Gelenektendir, ortaya yeni çıkanı bir şeye benzetmek. Bu uluslararası ağ ortamı, yapı olarak bir ağa benziyorsa da, içerik olarak bir ayna sanki. Gerçeğe öykünse de gerçek değil, ama gerçeği epey bir oranda yansıtan bir ayna. Kimi durumlarda bir dev aynası, kimi durumlarda bir cüce aynası bu Acunağ denen şey. (Acunağ mı?) Gerçek dünyanın önemsiz yönleri, gerçek dünyaya sığmayacak kadar büyütülebiliyor da; can alıcı yönleri bir nokta kadar ufaltılabiliyor da -tıpkı televizyon gibi. Benzetme ustaları TV’ye de çoktan aynı benzetmeyi yapmadı mı? Yıllar önce İlhan Selçuk televizyon için “komprador kapitalizminin dev aynası” demiş, yılbaşı eğlencesini seyrettikten sonra da içi bulanmış olarak “Türkiye bu mudur?” diye sormuştu. Ağda dolaşıp insanlığın bütün kirli çamaşırlarını gördükten sonra (ırkçılık, savaş yanlılığı, en pis kokan yönleriyle türül türül cinsellik ve her türlü ilkellik, bilimdışılık ve safsata…), diyorsunuz ki, insanlık bu mudur? Doğrusu, hem uygar vitrinimizi sunuyor görebilene Acunağ hem de bilinç altındaki ya da üstündeki ilkel saplantılarımızı. (Acunağ mı?)
Ben de birkaç yazıda uygarca yanımızla ilkelce yanımızdan yansımalar sunacağım size -belki biraz altını çizerek, büyüterek, abartarak. Yani zaten çoktan büyütülmüş olanı devleştireceğim. Görme özürlüler iyice görsün diye. (Bu dergiyi okuyanlar, büyük olasılıkla görme özürlü değildir ama arada bir anlı şanlı kimi dergileri kimler elinde dolaştırıyor, görüp de şaşmışsınızdır, eminim.) Bu Acunağ denen şey de büyütüle büyütüle canavar edilip kişisel ve toplumsal yaşatımızın ortasına çağrısız gelen konuk gibi bağdaş kurup oturdu bir zamandır. (Acunağ mı?)
Acunağ elbette… Ben elimden geldiğince Türkçe yazmaya çalışırım. Şu kadar yıl İngilizce öğrettim, yine de yabancı sözcükler dilime kolay kolay girmez. Sanki sası sası kokarlar bana.
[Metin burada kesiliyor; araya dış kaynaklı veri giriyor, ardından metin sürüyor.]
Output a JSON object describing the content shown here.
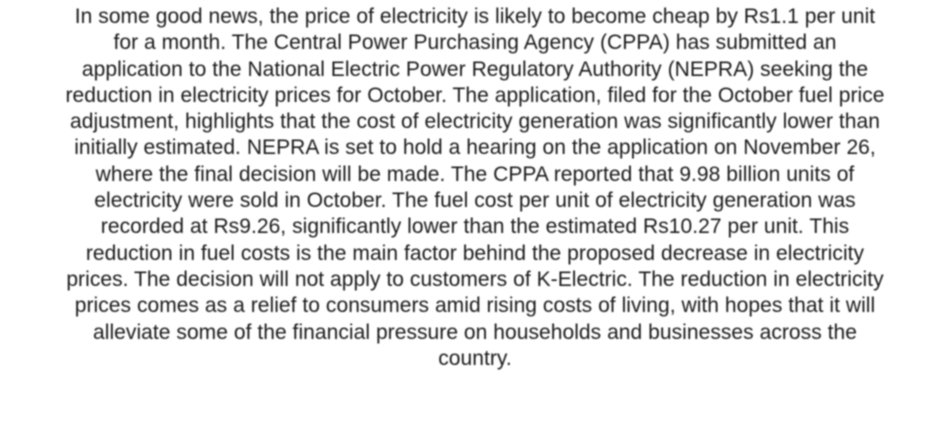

Ender olarak dilimin ucuna gelseler de kalemimin ucundan zor düşerler. (Kalem dediysem, sözün gelişi yani… Bu kadar yıl klavye dürtüklemekten elyazım bozuldu, kendi yazdığımı kendim okuyamaz oldum.) Yabancı sözcük deyince benim gümrüğüm iyi çalışır. Keşke herkesinki iyi çalışsa -çalışsa da hem sokaklarda hem toplu iletişim araçlarında görmeye alıştığımız, neredeyse kanıksadığımız doğru sanılan yanlışları, doğal sanılan gülünçlükleri, saçmalıkları görmesek… (Yarım akıllı bir TV sunucusu geçenlerde Amerika’nın Irak’ı işgali ve BM’den söz ederken ‘meşruiyet’ diyeceğine ‘meşrutiyet’ demişti. Okuma özürlü sunucumuz ‘yasallık’ dese yanlış yapmayacaktı. ‘Yasallık’ sözcüğünün neresinden yanlış çıkarabilirsiniz ki?)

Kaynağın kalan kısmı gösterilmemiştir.